Grup Angklung Penyandang Disabilitas Tampil Memukau di Unisa
Grup angklung ini terdiri penyandang difabel tuna netra, tuna rungu, tuna daksa dan grahita.
KORANBERNAS.ID, BANTUL -- Grup "Creative Angklung Hidimu Bantul" tampil memukau dalam event Universitas 'Aisyiyah (Unisa) Festival 2025, akhir pekan lalu. Secara indah, kompak dan berirama mereka memainkan beberapa lagu. Para penonton sangat menikmati, termasuk Rektor Unisa, Dr Warsiti, ikut berjoget.
Ketua Himpunan Disabilitas Muhammadiyah (Hidimu) Bantul, Andi Maulana, Rabu (15/10/2025), menerangkan grup angklung ini terdiri penyandang difabel tuna netra, tuna rungu, tuna daksa dan grahita. "Hingga sekarang, grup ini masih satu-satunya di Indonesia," kata Andi.
Dijelaskan, belajar angklung merupakan salah satu program Hidimu. "Untuk program lain di antaranya memajukan UMKM difabel yang kehidupannya rata-rata masih di bawah kemiskinan," katanya.
Di Kabupaten Bantul jumlah difabel sekitar 8.000-an orang dengan berbagai disabilitas mulai tuna netra, tuna rungu, daksa, grahita.
Gerakan sosial
Seperti diberitakan, Unisa Festival 2025 yang berlangsung Sabtu-Minggu (11-12/10/2025) merupakan bagian dari rangkaian Milad ke-34 Unisa Yogyakarta. Festival kali ini diselenggarakan di Kampus Terpadu Unisa Yogyakarta, dengan melibatkan ribuan sivitas akademika, masyarakat sekitar dan mitra kampus.
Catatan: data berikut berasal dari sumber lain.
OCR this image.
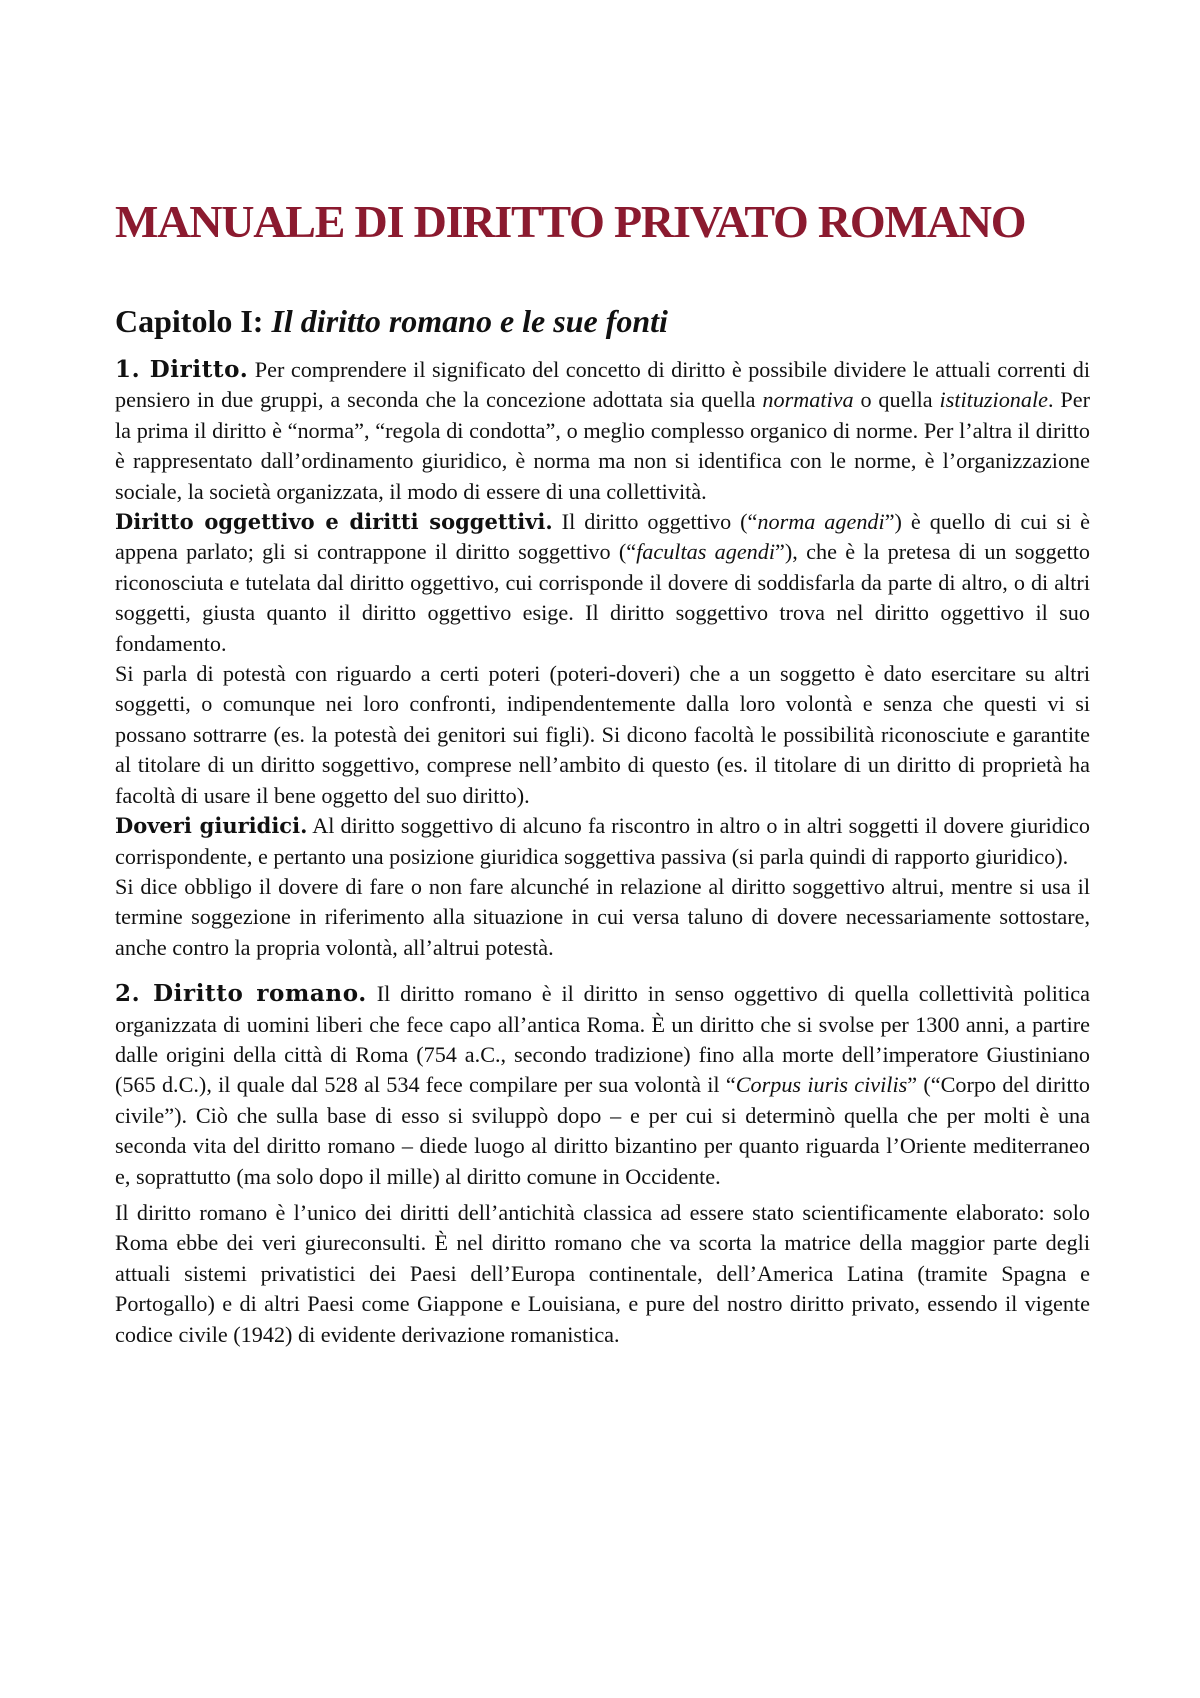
MANUALE DI DIRITTO PRIVATO ROMANO
Capitolo I: Il diritto romano e le sue fonti

1. Diritto. Per comprendere il significato del concetto di diritto è possibile dividere le attuali correnti di pensiero in due gruppi, a seconda che la concezione adottata sia quella normativa o quella istituzionale. Per la prima il diritto è “norma”, “regola di condotta”, o meglio complesso organico di norme. Per l’altra il diritto è rappresentato dall’ordinamento giuridico, è norma ma non si identifica con le norme, è l’organizzazione sociale, la società organizzata, il modo di essere di una collettività.

Diritto oggettivo e diritti soggettivi. Il diritto oggettivo (“norma agendi”) è quello di cui si è appena parlato; gli si contrappone il diritto soggettivo (“facultas agendi”), che è la pretesa di un soggetto riconosciuta e tutelata dal diritto oggettivo, cui corrisponde il dovere di soddisfarla da parte di altro, o di altri soggetti, giusta quanto il diritto oggettivo esige. Il diritto soggettivo trova nel diritto oggettivo il suo fondamento.

Si parla di potestà con riguardo a certi poteri (poteri-doveri) che a un soggetto è dato esercitare su altri soggetti, o comunque nei loro confronti, indipendentemente dalla loro volontà e senza che questi vi si possano sottrarre (es. la potestà dei genitori sui figli). Si dicono facoltà le possibilità riconosciute e garantite al titolare di un diritto soggettivo, comprese nell’ambito di questo (es. il titolare di un diritto di proprietà ha facoltà di usare il bene oggetto del suo diritto).

Doveri giuridici. Al diritto soggettivo di alcuno fa riscontro in altro o in altri soggetti il dovere giuridico corrispondente, e pertanto una posizione giuridica soggettiva passiva (si parla quindi di rapporto giuridico).

Si dice obbligo il dovere di fare o non fare alcunché in relazione al diritto soggettivo altrui, mentre si usa il termine soggezione in riferimento alla situazione in cui versa taluno di dovere necessariamente sottostare, anche contro la propria volontà, all’altrui potestà.

2. Diritto romano. Il diritto romano è il diritto in senso oggettivo di quella collettività politica organizzata di uomini liberi che fece capo all’antica Roma. È un diritto che si svolse per 1300 anni, a partire dalle origini della città di Roma (754 a.C., secondo tradizione) fino alla morte dell’imperatore Giustiniano (565 d.C.), il quale dal 528 al 534 fece compilare per sua volontà il “Corpus iuris civilis” (“Corpo del diritto civile”). Ciò che sulla base di esso si sviluppò dopo – e per cui si determinò quella che per molti è una seconda vita del diritto romano – diede luogo al diritto bizantino per quanto riguarda l’Oriente mediterraneo e, soprattutto (ma solo dopo il mille) al diritto comune in Occidente.

Il diritto romano è l’unico dei diritti dell’antichità classica ad essere stato scientificamente elaborato: solo Roma ebbe dei veri giureconsulti. È nel diritto romano che va scorta la matrice della maggior parte degli attuali sistemi privatistici dei Paesi dell’Europa continentale, dell’America Latina (tramite Spagna e Portogallo) e di altri Paesi come Giappone e Louisiana, e pure del nostro diritto privato, essendo il vigente codice civile (1942) di evidente derivazione romanistica.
Unisa Festival bukan sekadar kegiatan seremonial melainkan wujud gerakan sosial yang berkelanjutan. Melalui tema tahun ini, Culture, Green & Healthy, Unisa mengajak seluruh warga kampus untuk hidup ramah lingkungan sekaligus menjaga kelestarian budaya dan kesehatan.
Selain mahasiswa dan dosen, Unisa Festival juga melibatkan masyarakat sekitar, mitra kampus dan kelompok disabilitas sebagai bentuk nyata kampus inklusif.
Partisipasi lintas kelompok ini menunjukkan komitmen Unisa menjadikan perubahan iklim bukan hanya isu akademis, tetapi tanggung jawab sosial bersama.